Making a difference online
There are wonderful ways to spread kindness and make a difference in the lives your family members, friends and those in your community. In fact, last month we encouraged you to join us in a 30 Days of Kindness Challenge by presenting 30 simple ways for you and your family members to make a difference every day in September. But there are ways to take that urge to change the world and make it a truly global effort without even having to leave home.
Chances are you spend a fair bit of time using the Internet every day. Did you know that there are countless ways to put that screen time to good use by supporting organizations and causes dear to you, and by spreading kindness every chance you get?
Here some ways to make a difference online:
- Fight intolerance. While we don’t recommend getting into arguments with anonymous strangers online, what you can do is step in when you see people within your circle of friends speaking angry words. If someone is saying unkind things about a mutual friend, step in and say something good about the person being maligned and try to turn the conversation around. If someone has just posted a racist, sexist or otherwise offensive joke or meme, let them know that this sort of thing is just not okay because it is hurtful and propagates negative stereotypes that harm others. Bring light to the darker corners of your social media community.
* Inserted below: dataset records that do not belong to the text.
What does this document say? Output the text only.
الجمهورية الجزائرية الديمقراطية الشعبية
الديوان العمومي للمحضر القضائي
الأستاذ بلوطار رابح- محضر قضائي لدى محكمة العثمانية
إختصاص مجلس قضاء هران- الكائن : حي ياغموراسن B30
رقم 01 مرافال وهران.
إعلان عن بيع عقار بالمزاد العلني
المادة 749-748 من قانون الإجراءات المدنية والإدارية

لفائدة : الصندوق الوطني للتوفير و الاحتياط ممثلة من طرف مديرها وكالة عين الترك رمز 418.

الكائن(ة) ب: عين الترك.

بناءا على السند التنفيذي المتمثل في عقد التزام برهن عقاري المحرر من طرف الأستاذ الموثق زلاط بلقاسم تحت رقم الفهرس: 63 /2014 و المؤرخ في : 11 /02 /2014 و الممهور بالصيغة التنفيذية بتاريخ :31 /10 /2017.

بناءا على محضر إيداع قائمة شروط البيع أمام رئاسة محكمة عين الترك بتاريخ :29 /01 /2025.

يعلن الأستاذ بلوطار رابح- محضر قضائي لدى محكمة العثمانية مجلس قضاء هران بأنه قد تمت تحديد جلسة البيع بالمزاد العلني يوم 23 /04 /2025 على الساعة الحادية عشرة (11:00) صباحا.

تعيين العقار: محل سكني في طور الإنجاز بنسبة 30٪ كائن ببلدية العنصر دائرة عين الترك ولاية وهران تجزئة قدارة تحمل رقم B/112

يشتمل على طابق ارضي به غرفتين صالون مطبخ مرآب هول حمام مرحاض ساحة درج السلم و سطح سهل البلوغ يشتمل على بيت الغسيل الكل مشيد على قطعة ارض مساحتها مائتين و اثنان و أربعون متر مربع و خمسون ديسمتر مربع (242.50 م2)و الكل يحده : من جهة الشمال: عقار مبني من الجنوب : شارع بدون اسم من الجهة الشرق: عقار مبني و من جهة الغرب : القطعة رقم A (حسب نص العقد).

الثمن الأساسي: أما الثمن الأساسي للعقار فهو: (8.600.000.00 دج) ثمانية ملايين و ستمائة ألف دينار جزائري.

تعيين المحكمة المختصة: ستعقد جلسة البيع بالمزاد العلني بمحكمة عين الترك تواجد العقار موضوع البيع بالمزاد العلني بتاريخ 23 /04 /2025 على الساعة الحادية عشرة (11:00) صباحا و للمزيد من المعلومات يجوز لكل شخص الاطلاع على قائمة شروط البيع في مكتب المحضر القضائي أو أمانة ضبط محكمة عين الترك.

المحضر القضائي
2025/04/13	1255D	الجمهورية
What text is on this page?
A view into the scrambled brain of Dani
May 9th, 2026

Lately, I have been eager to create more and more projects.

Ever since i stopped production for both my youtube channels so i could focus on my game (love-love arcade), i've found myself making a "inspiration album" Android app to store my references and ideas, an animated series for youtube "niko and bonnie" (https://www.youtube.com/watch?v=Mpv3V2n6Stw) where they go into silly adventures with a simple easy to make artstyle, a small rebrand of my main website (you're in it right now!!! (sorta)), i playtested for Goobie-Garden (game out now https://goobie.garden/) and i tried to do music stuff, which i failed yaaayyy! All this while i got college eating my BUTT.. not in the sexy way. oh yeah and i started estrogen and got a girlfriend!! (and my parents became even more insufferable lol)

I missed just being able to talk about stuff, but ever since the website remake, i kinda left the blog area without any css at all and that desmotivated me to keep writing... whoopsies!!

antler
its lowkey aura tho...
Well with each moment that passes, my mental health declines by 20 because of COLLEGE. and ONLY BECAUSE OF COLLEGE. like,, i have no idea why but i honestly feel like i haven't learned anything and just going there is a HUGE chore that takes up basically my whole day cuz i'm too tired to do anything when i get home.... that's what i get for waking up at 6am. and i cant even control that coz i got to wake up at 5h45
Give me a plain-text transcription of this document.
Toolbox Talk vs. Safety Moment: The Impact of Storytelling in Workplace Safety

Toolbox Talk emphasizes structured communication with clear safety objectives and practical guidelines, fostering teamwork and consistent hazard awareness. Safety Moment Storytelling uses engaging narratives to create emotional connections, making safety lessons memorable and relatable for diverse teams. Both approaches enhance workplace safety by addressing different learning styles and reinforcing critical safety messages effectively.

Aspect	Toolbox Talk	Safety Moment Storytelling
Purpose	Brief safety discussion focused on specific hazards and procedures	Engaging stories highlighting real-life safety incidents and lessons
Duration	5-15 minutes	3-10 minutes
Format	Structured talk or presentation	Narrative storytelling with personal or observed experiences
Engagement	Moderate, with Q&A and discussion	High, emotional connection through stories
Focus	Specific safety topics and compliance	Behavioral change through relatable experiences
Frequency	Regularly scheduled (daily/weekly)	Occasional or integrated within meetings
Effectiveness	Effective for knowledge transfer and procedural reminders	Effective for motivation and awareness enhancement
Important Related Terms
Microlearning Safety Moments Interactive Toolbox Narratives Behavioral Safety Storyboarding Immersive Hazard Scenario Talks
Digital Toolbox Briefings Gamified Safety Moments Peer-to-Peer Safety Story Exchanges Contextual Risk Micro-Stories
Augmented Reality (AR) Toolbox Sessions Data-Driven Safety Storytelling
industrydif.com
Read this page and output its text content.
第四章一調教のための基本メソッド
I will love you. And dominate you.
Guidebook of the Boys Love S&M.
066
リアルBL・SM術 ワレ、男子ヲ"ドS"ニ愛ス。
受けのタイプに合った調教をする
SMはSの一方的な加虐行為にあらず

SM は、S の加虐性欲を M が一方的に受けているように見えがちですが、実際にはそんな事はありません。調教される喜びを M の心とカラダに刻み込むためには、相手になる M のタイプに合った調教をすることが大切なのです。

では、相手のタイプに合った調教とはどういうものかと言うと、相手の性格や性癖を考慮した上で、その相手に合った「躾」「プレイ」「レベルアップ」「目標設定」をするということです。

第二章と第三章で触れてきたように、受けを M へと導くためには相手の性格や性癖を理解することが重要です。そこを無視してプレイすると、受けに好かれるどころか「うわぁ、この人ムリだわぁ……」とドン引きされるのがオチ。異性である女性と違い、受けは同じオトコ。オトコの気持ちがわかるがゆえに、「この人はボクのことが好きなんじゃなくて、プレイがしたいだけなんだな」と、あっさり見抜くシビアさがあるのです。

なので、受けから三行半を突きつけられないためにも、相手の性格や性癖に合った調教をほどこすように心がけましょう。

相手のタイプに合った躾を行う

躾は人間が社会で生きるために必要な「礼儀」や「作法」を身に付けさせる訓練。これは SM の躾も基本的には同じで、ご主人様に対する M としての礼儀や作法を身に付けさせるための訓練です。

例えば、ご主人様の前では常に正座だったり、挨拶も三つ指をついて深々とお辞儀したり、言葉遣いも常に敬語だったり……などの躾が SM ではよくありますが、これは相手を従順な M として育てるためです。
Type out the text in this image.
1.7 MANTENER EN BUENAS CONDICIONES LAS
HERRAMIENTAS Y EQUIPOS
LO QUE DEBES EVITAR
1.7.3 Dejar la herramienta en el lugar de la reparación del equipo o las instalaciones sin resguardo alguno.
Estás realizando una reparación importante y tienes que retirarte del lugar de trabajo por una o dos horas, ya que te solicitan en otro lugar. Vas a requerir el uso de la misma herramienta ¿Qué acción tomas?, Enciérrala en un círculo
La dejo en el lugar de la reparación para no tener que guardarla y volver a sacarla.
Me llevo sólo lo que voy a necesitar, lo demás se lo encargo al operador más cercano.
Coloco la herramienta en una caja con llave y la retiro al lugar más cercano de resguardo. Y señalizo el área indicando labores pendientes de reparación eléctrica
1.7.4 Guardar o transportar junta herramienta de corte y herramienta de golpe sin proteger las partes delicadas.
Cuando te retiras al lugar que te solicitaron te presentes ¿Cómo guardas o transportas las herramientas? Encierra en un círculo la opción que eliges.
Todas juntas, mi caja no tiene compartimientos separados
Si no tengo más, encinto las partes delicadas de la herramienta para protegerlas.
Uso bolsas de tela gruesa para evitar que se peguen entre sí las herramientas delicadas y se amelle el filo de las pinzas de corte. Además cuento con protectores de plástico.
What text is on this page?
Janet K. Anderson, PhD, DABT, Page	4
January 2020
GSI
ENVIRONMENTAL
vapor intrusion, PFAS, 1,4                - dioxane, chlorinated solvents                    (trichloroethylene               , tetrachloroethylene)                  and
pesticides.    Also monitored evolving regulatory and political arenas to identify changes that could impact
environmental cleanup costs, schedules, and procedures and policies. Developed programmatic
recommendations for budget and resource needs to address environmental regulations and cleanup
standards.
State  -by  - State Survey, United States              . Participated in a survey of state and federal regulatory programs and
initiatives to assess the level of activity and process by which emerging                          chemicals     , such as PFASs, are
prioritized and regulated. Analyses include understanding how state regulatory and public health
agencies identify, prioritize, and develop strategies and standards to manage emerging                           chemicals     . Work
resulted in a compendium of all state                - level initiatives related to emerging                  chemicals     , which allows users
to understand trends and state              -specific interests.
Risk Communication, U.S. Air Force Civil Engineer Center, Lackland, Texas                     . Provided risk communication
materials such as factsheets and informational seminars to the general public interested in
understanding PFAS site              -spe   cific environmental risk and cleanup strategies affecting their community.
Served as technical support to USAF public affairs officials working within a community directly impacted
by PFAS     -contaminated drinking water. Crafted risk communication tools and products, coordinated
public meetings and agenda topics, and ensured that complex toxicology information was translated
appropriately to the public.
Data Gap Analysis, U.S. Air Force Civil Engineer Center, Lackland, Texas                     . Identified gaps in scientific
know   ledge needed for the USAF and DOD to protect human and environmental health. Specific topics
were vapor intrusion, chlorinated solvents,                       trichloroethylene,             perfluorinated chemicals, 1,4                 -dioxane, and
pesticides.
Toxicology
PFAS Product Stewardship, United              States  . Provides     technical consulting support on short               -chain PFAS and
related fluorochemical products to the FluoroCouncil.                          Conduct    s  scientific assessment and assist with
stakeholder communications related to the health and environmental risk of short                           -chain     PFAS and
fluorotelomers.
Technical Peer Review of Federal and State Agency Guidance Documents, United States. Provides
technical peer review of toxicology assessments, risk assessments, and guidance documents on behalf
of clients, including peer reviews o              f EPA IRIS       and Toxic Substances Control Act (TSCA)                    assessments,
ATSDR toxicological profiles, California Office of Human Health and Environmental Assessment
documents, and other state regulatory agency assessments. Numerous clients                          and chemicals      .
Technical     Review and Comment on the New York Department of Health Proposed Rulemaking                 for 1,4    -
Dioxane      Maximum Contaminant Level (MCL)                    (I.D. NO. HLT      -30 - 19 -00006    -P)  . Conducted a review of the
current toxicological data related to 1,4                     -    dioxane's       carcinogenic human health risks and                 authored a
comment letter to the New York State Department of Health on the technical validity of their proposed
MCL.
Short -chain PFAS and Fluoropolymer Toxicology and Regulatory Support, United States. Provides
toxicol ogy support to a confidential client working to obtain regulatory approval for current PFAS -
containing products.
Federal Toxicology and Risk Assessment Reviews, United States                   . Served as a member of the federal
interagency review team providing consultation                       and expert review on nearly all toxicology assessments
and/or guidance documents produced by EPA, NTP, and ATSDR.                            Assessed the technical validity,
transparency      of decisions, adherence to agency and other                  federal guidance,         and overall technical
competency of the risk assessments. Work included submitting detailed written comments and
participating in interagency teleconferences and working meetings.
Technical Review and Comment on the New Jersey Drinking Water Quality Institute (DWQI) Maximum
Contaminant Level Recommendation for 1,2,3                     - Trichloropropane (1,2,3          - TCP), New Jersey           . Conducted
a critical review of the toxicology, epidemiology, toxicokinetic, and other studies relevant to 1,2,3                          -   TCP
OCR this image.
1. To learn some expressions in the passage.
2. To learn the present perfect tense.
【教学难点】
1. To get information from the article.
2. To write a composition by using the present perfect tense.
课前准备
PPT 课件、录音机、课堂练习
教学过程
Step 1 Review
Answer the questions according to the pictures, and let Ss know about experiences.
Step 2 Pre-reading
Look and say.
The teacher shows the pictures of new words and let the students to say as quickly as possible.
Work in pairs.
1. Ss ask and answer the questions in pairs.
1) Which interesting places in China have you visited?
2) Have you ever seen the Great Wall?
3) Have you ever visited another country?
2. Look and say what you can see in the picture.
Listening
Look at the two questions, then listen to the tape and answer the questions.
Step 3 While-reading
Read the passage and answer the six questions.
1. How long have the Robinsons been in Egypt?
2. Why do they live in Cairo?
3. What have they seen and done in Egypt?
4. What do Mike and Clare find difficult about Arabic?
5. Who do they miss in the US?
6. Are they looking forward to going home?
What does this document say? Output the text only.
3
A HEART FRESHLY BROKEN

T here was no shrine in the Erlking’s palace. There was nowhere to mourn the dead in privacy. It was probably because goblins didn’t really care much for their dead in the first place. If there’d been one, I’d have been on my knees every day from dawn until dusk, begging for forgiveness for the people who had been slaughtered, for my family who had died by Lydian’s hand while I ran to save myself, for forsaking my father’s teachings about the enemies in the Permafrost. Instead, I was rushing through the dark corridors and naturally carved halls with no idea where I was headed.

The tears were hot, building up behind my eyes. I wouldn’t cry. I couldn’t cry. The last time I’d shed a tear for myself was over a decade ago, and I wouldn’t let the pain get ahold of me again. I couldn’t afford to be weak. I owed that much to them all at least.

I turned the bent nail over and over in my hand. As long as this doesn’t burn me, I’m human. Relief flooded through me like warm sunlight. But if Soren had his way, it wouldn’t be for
- Boost someone up. Facebook, Instagram and Twitter allow us to connect to others in an online space that their other followers can also see. Give someone a genuine compliment, but don’t hide it in a private message – say it right out loud on their Facebook wall, in an Instagram post, or in a tweet.
- Spread the word. If you know of a fantastic organization that’s doing good things in your community or around the world, share their Facebook page or a link to their website and encourage like-minded friends to check them out. Organizations that depend upon donations and volunteers need all the free advertising they can get! Liking and following them on social media is another great way to give them the exposure they may need.
- Use your talents. You might be able to put your writing, graphic design, accounting, web building, data input, or translations skills to use by doing online volunteer work with a charitable organization that’s looking for someone with your talents. Contact your favorite charity – especially small, grassroots charities that may not have a big following or a lot of resources – and see if there’s anything you can do to help.
- Be an advocate. If you’re passionate about a cause, start a letter writing campaign by contacting government officials via email. Find the right person to contact by visiting government or municipal websites. For tips on how to write an effective letter to a government official, check out Climate Council.
- Share your knowledge. We are all experts in something, but knowledge dies if it isn’t shared, so make your voice heard and teach others what you know. Start a blog or a vlog (a video blog) to share your wisdom. Maybe it’s how to make the perfect loaf of artisan bread, been-there-done-that homeschooling tips, how to knit socks, the basics of digital photography, or growing your own vegetables. Wherever your expertise lies, know that your wisdom can change someone else’s life for the better.
- Be kind. It might sound obvious, but when you’re interacting with friends and strangers alike on social media, always err on the side of kindness. Take a moment to re-read comments you’ve written – especially if you may have written them hastily and in anger – and determine if your words will help or hinder the conversation you’re having. One good question to ask yourself is, “Would I still say this if the person I’m interacting with was standing in right front of me?”
If you are able, making online donations to your favorite charities is also a great way to ensure that they can continue doing good work around the world. But as we’ve demonstrated, making a difference online doesn’t have to cost you a cent, and the impact of your good deeds and the effort you’ve made can be priceless.